TİGANA, hem oynarken hem oynatırken ezberimde olan bir futbol adamı. Beşiktaş’a ilk geldiği gün iyi seçim diye dile getirmiştim.
Vazgeçmem mümkün değil. Öndeki sezon için de Beşiktaş’ta kalıyor olması yönetimin yaptığı iyi bir iş. Seneye ayağa kalkılacaksa, Tigana ile olur. Aldığım duyumlar hep pozitif. Dünya markası bir adamın tabi ki, futbolcu portföyü vardır. Beşiktaş’ın yapısına uygun en az dört tane yabancı, Tigana tarafından bu takıma monte edilecek. Beşiktaş maalesef iki sezondur yabancı yönünden arızalı. Şu an kullanılan kadroda, üç yabancı iş görür görünümünde. Cordoba, Kleberson ve Ahmed Hassan, iyi bir kadro yapılır ise üçü de iş görür. Matematikte de şu çıkıyor; "Dört değil üç iyi yabancıya ihtiyaç var." Cordoba, ciddiye aldığı oyunların en iyi kalecisi. İyi bir kadroda neler yaptığını 100’üncü yıl şampiyonluğunda gördük. Kleberson, çok iyi oyuncu ama takımın tamamı iyi oynuyorsa o da iyi oynuyor. Ben Ahmed Hassan’ı tutarım. Çok değişik adam. Rakibi rahatsız eden, hep oyunun içinde olan, olmadık yerlerde kendinden başka kimsenin yapamayacağı golleri yapan bir oyuncu. Beşiktaş’ın yapacağı ideal bir kadroda Bobo da olmaz, Jun da. Çok ucuz masrafla denenmiş olmaları, zarar hanesine ağır bir yük değil ama yine olmaz.
SERGEN-TÜMER
BAŞKALARINA sataşmak pratiğimde olan bir şey değildir. Konuşurken de yazarken de, hep beni bağlayan şeyler dile getiririm. İyi futbolun iyi futbolcuyla oynandığına inanırım. Portekiz’de Guimaraes maçı sonrası Tigana’ya sordum: "Sergen ile Tümer’i niye ilk 11’de oynatmıyorsun?"

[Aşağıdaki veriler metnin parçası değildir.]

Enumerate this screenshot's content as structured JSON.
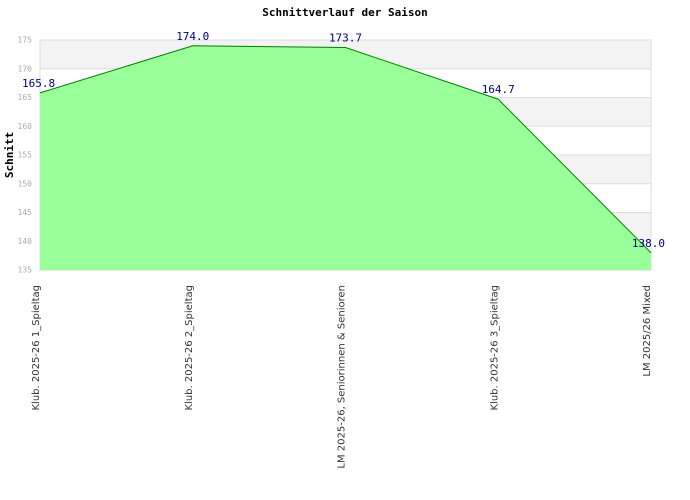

Aldığım cevap kısa ve öz oldu:
"İkisi de hazır olduğu halde oynatmayan hocaya aptal derler."
Sakın ola son Fener maçı bana bunları yazdırıyor zannedilmesin. O maç, günü birlikti. İkisi de büyük top oynadı. Benim iddiam ikisinin birlikte çok şeyler yapacağıdır. Daha da ileri gideyim. İllaki ikisi birden oynasın diye birinden birini kaleci bile oynatırım. Yeter ki, ikisi de fizik ve kafa olarak hazır olsunlar.
Sergen’e özel bir paragrafım var. Bak güzel evladım, seninle baba-oğul gibiyiz. Maç sonrası röportajını dinledim. ’40 yaşıma kadar top oynayacağım’ diyorsun. Keyif aldım. Oynayacağına da inancım büyük. Yeter ki, sen iste. O yaşın üstüne bile çıkarsın. Çünkü sen başka bir şeysin. Ben şimdiye kadar senden başka hiçbir futbolcu için ’göz keyfim’ demedim. Ne beni ne Beşiktaşlılar’ı ne de futbolseverleri bu keyiften mahrum etme.